Major reasons for slowdown of Global Economy

  • Covid-19 pandemic: The covid-19 pandemic affected economic growth, widened fiscal deficit, disrupted supply chains and reduced manufacturing output. The aftermath of pandemic was decline in household income, increase in inflation and weak consumer sentiments.
  • The Ukraine war: The crisis in Ukraine increased energy and food prices. The supply chain of vital products such as gems, fertilizers, defence, rare earth minerals etc was affected.
  • Climate emergency: The existing conditions were exacerbated through climate-induced crisis, including floods, droughts, marine heatwaves, cyclones etc.
  • Economic crisis in China: Recession in China has been a result of zero-Covid policy. Stringent rules have affected the nation’s real estate, manufacturing and services. This also affected global economy.

Current trends in Global Trade

  • Economic slowdown: The observed trends across the world include weaker economic activities, inflation and tightening of monetary policies, disrupted supply chains due to Russia-Ukraine conflict and financial instability due to failure of financial institutions in advanced economies.
  • Rise in food and energy prices: The conflict in Eastern Europe has a bearing on the prices of energy, food and commodities. Even though food and energy prices receded from their peaks, they still remain high by historical standards.
    • The impact was strongest during the winter months in Europe as Russia was among the largest suppliers of energy to Europe.
    • To compensate for the loss of gas shipments from Russia, Europe shifted to other suppliers, including the U.S., Qatar, Norway and Algeria.
    • This led to increase in LNG prices in other countries such as Japan, where prices doubled.
  • Collapse of financial institutions: Financial institutions such as Silicon Valley Bank, Signature Bank and First Republic Bank witnessed collapse.  This has worsened the already precarious situation.

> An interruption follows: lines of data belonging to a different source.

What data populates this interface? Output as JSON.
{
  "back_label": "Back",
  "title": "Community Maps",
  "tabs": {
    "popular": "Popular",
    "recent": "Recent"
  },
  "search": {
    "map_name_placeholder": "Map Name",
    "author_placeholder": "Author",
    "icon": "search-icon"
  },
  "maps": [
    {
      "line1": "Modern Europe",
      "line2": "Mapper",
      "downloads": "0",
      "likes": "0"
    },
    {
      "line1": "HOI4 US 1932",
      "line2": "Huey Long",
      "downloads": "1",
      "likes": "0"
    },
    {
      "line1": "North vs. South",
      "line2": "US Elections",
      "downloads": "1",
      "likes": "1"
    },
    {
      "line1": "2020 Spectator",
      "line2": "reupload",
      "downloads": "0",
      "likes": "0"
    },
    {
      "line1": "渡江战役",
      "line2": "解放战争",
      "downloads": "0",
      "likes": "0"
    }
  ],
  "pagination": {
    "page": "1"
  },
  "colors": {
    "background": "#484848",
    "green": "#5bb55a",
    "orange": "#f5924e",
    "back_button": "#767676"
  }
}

What could be the future economic trends?

  • Recession fear in EU: The European Economic Forecast says that the region would narrowly escape the recession that had begun around September.
  • Inflationary pressure in US: Even though inflation pressure in the US has moderated, it continues to run high with expectations of it receding to 2% soon looking bleak.
  • Business conditions: The Global Manufacturing Purchasing Managers’ Index (PMI) indicates a marginal deterioration of business conditions, especially in manufacturing.
  • International trade: In current state, the international trade (imports and exports) have fallen sharply as overall demand for goods and services stand reduced.
    • The decision to postpone spending on some postponable expenditures have led to fall in exports of engineering goods, gems and jewellery, chemicals, and readymade garments and plastics.
  • Low economic growth: Inflation of food and energy erodes the purchasing power of an individual. It also will affect the flow of capital to developing countries, thereby causing reduced growth.

Impact of adverse economic conditions on India

  • Reduced trade with major markets: Demand from markets like the EU and the US looks bleak. To sustain the exports momentum, the government will be looking to initiate inter-ministerial talks.
    • Even though merchandise exports will be affected, services exports will hold the fort.
    • Imports may remain low as commodity prices and rupee value stabilizes. However, the growth in non-crude non-jewellery segment imports indicates robust domestic demand.
  • Decline in investments: Weakened economic sentiments are likely to reduce the inflow of investments in India. This could have a bearing on foreign exchange.
  • Inflation: Imported inflation may impact domestic economy, especially in sectors dependent on raw materials. The rise in prices of imported goods can adversely affect economic growth.